Saturday, July 4, 2015

Mendel’s Law of Segregation

Mendel’s Law of Segregation

Mendel studied the inheritance of shape first. For this purpose, he crossed two plants having one contrasting trait i.e. seed. A cross, in which only one trait is studied at a time, is called monohybrid cross. Mendel crossed a true breeding round-seeded plant with a true-breeding wrinkled-seeded plant. All resulting seeds of the text generation were round. Mendel declared the trait “round seeds” as dominant, while “wrinkled seeds” as recessive. The following year, Mendel planted these seeds and allowed the new plants to self-fertilize. As a result, he got 7324 seeds: 5474 round and 1850 wrinkled (3round: 1wrinkled).
The parental generation is denoted as P1 generation. The offspring of P1 generation are F1 generation (first filial). The cross in F1 generation produces F2 generation (second filial).
Similarly, when “true-breeding” tall plants were crossed with “true-breeding” short plants, all offspring of F1 were tall plants i.e. tallness was a dominant trait. When members of F1 generation were self-fertilized, Mendel got the ratio of tall to short plants in f2 as 3:1.

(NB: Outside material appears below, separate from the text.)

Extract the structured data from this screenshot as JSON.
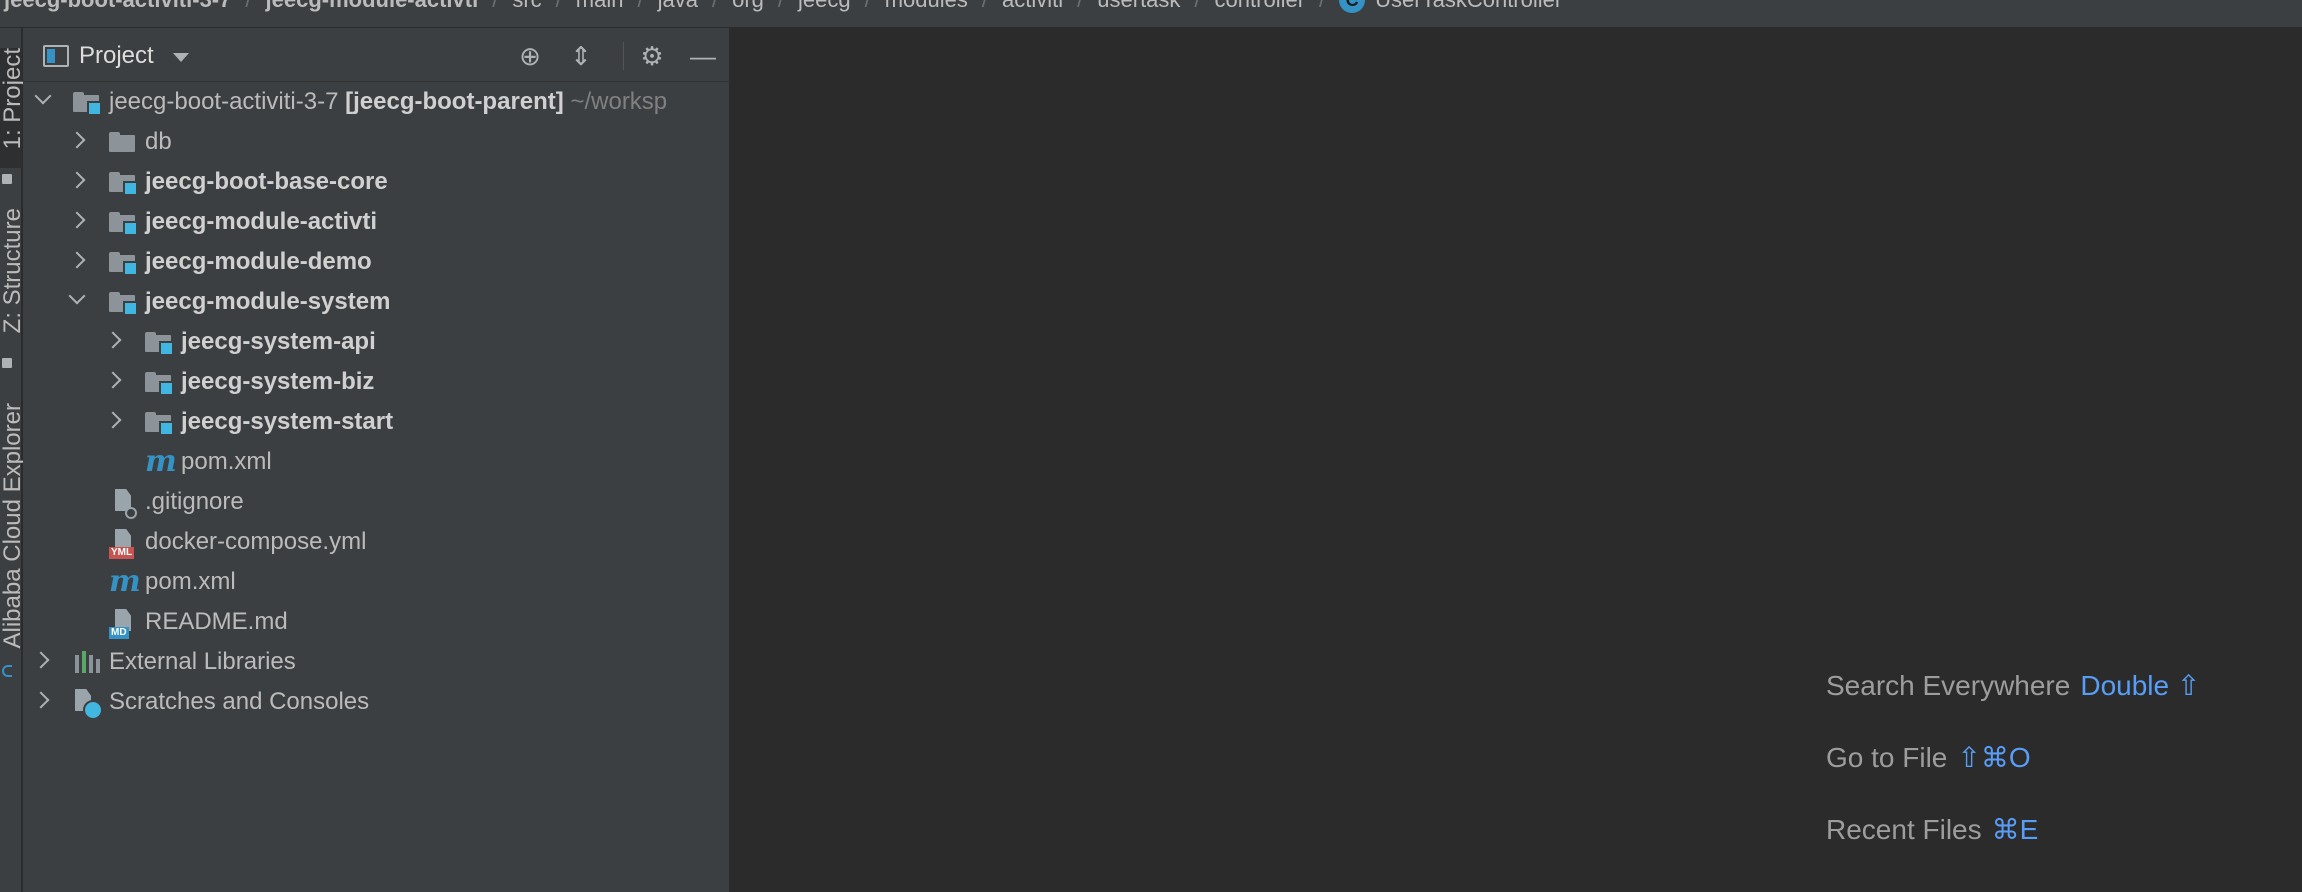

Mendel concluded that the traits under study study were controlled by discrete factors or genes. In each organism, the genes are present in pairs. During gamete formation, the genes of each pair segregate from each other and each gamete receives one gene from the pair. When the gametes of male and female parents unite, the resulting offspring agains gets the genes in pairs. These conclusions were called the Law of Segregation.